The government doesn’t believe people will obey a lockdown. Or they will for a while and then get fed up. They say we need to time things right. But we’re running out of time. We’ve run out of time.
Later we go for a walk. I want to see water, am yearning for spaciousness and flow. We pass a house with rainbows in the window. A child’s way of helping. We pass a pub that’s shuttered closed. The sign in the window says:
“No cash, booze or toilet paper has been left on the premises.”
An incredibly British way of saying, “Don’t even think about breaking in.”
We head towards the reservoir. But the whole neighbourhood has had the same idea and there are people everywhere. At times it’s hard to stay 2 metres away.

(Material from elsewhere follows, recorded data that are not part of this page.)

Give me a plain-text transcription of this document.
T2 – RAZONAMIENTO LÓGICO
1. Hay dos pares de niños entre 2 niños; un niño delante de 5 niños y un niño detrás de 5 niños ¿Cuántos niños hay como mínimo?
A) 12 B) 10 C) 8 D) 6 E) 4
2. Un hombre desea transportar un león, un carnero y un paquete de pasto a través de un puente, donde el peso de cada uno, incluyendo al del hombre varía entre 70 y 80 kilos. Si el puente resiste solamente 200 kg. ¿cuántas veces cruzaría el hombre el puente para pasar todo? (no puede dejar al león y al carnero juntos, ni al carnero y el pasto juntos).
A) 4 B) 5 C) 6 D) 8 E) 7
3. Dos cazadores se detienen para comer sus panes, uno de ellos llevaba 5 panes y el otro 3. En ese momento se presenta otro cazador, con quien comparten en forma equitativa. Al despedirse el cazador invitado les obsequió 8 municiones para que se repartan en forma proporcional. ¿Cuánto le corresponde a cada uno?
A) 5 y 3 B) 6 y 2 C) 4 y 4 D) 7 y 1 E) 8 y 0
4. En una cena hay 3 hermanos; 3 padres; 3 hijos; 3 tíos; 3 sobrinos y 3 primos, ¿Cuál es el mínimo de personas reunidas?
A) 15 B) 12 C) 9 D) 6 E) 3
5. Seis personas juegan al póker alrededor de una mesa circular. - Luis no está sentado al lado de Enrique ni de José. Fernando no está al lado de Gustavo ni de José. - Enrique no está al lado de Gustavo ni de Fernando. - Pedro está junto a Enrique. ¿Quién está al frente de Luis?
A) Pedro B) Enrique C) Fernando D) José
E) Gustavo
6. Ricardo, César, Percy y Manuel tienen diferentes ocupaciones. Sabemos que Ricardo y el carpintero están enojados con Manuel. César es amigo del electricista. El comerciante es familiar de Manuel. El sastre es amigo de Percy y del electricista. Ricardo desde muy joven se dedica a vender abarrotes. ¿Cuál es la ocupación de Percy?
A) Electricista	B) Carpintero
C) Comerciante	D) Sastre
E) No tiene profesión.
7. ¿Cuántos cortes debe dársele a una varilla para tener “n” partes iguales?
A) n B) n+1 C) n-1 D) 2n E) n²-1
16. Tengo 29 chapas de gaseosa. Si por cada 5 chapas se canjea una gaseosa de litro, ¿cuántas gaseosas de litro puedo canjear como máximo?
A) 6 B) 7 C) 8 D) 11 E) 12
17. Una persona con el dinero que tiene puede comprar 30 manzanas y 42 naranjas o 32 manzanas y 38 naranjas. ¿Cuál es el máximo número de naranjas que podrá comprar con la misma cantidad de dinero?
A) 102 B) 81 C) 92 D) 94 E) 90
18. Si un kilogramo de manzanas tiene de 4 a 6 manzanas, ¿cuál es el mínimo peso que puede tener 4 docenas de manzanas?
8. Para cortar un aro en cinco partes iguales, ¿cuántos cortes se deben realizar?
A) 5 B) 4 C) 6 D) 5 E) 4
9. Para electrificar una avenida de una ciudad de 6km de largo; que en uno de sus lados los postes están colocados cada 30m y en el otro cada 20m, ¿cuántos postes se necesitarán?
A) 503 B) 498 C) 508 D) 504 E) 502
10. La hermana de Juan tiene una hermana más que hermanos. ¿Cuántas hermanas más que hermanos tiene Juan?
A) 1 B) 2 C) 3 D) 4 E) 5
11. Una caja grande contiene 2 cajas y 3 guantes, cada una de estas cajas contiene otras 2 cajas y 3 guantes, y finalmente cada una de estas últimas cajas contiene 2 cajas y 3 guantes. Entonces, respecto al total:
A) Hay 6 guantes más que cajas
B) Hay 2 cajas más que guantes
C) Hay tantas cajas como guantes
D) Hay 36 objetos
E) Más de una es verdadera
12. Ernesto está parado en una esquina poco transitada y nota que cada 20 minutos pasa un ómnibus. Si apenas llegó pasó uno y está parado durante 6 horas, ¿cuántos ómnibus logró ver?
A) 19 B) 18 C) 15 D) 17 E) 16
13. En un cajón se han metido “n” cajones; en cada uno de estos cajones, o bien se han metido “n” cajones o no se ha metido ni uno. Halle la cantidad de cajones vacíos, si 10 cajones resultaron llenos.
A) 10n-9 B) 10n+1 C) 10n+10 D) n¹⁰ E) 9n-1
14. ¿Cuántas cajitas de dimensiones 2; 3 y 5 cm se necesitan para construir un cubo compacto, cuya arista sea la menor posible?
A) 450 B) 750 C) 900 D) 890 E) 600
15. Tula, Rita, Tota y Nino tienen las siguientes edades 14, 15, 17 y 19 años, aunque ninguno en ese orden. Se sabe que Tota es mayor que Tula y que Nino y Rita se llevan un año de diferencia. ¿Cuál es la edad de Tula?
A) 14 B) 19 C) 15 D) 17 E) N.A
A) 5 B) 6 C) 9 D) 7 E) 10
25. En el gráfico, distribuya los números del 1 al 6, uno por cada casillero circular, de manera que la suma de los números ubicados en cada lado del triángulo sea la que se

We cross the marshes and notice a group of young people sat close together in a circle, drinking, smoking, laughing. I have to work hard to not judge them. It doesn’t work and before I know it, I’m grumbling to myself. We are totally screwed.
I make it home just in time to talk to a friend in San Francisco. They’ve been ordered to shelter-in-place. Everyone is complying, no problem.
She tells me about a case of CV showing up in a local bank. Everyone who worked there was sent home. The bank told the cleaning company what had happen. That they’d need a deep clean.
The cleaning company did not tell their staff. They sent them in there without masks or gloves. They sent them in there.
I wonder if that’s because they think their workers won’t do their jobs if they know the truth. If one of those cleaners gets sick and dies, who will be held accountable?
I remember something one of my favorite writers, adrienne maree brown, wrote:
“If you trust people, they become trustworthy.”
Our governments and employers don’t trust us. I have to admit to myself that I also don’t trust us. I want to trust us. But I don’t.
My partner comes into the room while I’m still on Facetime. My friend starts showing us around her garden. There is something deeply relaxing about it. I get homesick for San Francisco as she shows us more and more of the various plants growing there. She points out a deep purple flower that looks like something from another world. I wish I was back in that world.
We eat left-overs and decide to watch Contagion. About halfway through I realise I have definitely seen this movie before. I keep knowing what’s gonna happen next. There is a strange sort of relief in that. Millions die. Then everyone else gets the vaccine and life goes back to normal. The end.